Multiple VPNs use the same IP-Network



  • hello,
    it's stated that one can install multiple VPNs:
    "This app can be installed multiple times to create independent OpenVPN instances"

    which leads to having the same IP-network 10.8.x.x on all VPNs.
    which means, on can not connect to different VPNs at the same time.

      inet 10.8.0.6 peer 10.8.0.5/32 brd 10.8.0.6 scope global noprefixroute tun0
      inet 10.8.0.6 peer 10.8.0.5/32 brd 10.8.0.6 scope global noprefixroute tun1
    

    and during installation, an already used port is suggested.
    it would be nice if one can configure the IP-Networks by oneself, or at least don't use already used Networks.
    are there any possibilities to change it, if not, can you pls. fix this?

    TIA
    guenter



  • Hi @chymian ,

    I am curious: What is the use case for connecting from one client to multiple openvpn apps running on the same cloudron?



  • hey @fbartels,
    usecase is i.e.:
    I have several (cloud-/hosted-) servers which I need connection to.
    and I do have customers, where I need to have remote-access to their infrastructure *), but they must not have access to mine.
    not using a multi-purpose VPN yet, to hide (me and as service for my customers) behind my cloudron if abroad, since it's only a bridged and not a routed VPN.

    *) it would also be nice to have a disable switch to disconnect their NAS/servers, which automaticaly connect.

    on the other hand: what is a multiple-VPN ability on a server for, when I can not use them at the same time?
    JMTC

    regards
    guenter



  • OK, so you have a vpn where you connect your servers to, and another vpn where your clients connect to.

    I had a quick look at the code of the app and it seems quite possible to have the IP net configurable, e.g.
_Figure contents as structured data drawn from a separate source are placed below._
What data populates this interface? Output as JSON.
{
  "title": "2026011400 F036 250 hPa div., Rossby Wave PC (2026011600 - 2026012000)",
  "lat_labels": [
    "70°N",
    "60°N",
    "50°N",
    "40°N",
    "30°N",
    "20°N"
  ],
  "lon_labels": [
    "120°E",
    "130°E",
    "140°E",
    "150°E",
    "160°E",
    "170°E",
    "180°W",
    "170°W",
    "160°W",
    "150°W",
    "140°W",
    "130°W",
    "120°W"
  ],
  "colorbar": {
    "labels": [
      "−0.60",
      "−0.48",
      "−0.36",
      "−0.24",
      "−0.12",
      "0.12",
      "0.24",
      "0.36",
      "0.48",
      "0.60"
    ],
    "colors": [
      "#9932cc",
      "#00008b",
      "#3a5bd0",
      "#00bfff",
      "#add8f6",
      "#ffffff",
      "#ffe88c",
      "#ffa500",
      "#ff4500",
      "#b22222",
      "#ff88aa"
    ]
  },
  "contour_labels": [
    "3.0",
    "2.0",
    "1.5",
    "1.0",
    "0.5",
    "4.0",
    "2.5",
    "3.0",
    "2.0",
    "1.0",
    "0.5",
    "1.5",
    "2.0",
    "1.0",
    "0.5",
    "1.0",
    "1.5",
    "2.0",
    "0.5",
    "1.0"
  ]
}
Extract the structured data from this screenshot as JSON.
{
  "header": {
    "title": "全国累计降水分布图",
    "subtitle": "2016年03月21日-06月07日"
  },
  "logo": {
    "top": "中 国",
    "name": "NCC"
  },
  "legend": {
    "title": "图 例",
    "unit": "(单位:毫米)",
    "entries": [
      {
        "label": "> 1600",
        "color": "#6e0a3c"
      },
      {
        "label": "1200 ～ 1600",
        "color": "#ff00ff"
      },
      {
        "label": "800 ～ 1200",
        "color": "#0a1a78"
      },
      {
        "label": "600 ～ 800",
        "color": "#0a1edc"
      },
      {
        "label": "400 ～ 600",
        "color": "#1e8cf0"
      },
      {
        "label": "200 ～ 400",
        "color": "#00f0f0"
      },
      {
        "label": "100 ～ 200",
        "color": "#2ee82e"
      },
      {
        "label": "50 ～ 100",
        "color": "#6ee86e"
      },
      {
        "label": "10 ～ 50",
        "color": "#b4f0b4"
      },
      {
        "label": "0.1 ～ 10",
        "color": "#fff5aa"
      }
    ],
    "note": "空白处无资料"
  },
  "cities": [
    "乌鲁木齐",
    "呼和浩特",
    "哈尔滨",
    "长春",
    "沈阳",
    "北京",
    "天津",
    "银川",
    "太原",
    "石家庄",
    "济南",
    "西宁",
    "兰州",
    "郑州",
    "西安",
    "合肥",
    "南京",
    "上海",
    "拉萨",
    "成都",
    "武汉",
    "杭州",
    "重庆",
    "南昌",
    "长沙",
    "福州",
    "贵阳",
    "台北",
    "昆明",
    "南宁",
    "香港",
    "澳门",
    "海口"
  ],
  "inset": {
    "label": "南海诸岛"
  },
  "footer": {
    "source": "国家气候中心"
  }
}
Inhttps://git.cloudron.io/cloudron/openvpn-app/blob/master/openvpn-conf.sh#L20

    I an not entirely sure where DHCP comes from in the app. Could not find it with my short look.



  • This is an interesting use case one which we did not consider - where the same machine connects to multiple VPNs. As suggested, we can look into making the network IP of each instance more dynamic so that this works out of the box.